Kalau pada tahapan sebelum ditetapkan KPU sebagai peserta yang sah, kata dia, bakal paslon bisa saja membagi-bagikan uang atau sembako. Namun, ketika sudah ditetapkan sebagai paslon, praktek tersebut menjadi haram hukumnya bila melebihi besaran yang diamanatkan undang-undang.

“Ini yang harus kita bersepakat, agar supaya tercipta kedamaian yang kita deklarasikan satu minggu lalu, sehingga tidak ada dinyatakan kalau politik ini prosesnya tidak normal atau ada yang melakukan tindakan kecurangan akan kacau di negeri yang kita cintai ini,” cetus Sahril.

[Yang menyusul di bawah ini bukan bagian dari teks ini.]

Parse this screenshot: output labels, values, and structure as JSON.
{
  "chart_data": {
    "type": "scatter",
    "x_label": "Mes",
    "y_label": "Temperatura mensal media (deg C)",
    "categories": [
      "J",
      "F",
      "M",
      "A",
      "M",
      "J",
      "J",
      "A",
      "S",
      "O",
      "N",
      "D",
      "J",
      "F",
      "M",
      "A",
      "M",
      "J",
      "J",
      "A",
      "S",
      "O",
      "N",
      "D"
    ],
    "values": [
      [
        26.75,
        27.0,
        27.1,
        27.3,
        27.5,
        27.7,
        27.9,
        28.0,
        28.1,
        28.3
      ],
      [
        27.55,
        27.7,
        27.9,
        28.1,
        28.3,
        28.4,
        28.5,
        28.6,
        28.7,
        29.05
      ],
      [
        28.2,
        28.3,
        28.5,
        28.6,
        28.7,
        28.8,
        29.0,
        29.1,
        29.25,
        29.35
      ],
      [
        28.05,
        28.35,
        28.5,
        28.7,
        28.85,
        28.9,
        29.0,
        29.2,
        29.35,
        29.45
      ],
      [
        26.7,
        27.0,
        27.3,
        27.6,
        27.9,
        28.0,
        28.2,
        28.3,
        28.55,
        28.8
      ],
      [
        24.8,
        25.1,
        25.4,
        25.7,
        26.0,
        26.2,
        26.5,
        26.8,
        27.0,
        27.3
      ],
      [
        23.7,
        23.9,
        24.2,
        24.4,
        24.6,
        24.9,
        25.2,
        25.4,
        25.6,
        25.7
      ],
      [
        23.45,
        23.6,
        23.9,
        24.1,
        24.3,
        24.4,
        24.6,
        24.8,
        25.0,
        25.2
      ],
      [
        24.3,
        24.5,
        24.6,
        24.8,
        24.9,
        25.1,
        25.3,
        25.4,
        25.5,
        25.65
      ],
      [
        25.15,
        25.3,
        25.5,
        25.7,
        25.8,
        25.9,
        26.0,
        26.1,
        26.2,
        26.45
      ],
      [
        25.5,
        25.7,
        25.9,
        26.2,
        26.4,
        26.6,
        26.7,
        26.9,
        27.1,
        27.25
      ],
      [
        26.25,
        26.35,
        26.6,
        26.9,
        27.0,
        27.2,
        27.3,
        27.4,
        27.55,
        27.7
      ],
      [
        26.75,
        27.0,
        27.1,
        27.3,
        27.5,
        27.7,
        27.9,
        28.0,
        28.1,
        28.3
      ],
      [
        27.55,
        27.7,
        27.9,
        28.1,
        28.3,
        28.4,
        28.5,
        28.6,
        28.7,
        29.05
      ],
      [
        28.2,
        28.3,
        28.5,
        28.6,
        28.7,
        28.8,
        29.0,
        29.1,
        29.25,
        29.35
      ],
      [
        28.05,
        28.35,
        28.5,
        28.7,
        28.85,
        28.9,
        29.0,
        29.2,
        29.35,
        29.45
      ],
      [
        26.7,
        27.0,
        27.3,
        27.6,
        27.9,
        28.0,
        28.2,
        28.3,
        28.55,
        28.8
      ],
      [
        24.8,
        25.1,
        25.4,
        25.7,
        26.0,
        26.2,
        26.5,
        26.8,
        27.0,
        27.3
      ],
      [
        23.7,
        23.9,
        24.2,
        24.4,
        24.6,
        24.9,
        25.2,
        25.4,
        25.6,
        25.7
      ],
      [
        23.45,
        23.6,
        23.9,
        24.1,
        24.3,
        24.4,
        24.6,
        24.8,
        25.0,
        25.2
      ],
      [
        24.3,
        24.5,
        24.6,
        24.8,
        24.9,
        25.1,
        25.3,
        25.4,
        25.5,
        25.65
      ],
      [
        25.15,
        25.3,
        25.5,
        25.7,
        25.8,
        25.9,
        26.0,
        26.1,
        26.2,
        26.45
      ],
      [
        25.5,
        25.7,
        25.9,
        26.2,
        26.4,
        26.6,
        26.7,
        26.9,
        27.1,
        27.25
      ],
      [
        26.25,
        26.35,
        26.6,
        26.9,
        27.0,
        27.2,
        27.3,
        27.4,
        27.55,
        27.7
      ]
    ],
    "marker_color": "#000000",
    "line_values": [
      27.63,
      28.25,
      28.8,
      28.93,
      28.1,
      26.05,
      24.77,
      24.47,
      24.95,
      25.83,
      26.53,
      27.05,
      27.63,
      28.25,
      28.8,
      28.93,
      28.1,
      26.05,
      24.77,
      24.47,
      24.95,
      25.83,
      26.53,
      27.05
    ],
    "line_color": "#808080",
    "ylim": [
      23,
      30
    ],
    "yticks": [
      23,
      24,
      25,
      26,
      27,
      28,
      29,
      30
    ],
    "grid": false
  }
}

Selain itu, meski ada larangan praktek politik uang tetapi para paslon maupun tim pemenangan tetap membutuhkan anggaran operasional saat berkampanye ke daerah-daerah.

Menurutnya, momentum Pilkada bukanlah ajang yang patut disebut sebagai pertarungan selayaknya tarung adu domba dan adu jotos melainkan proses politik dengan membangun ide dan gagasan.

“Bersama pasangan nomor urut dua Aliong-Sahril bahwa marilah kita bersepakat untuk tidak melakukan hal-hal kecurangan di dalam Pilkada 27 November akan datang,” ucapnya.

“Kami berkeyakinan semua masyarakat sudah cerdas, tidak ada yang membekas jika kita membagi uang dan kita bagi sembako, tapi yang membekas lagi adalah semua pasangan calon akan membuat kegaduhan di dalam proses politik,” tukasnya.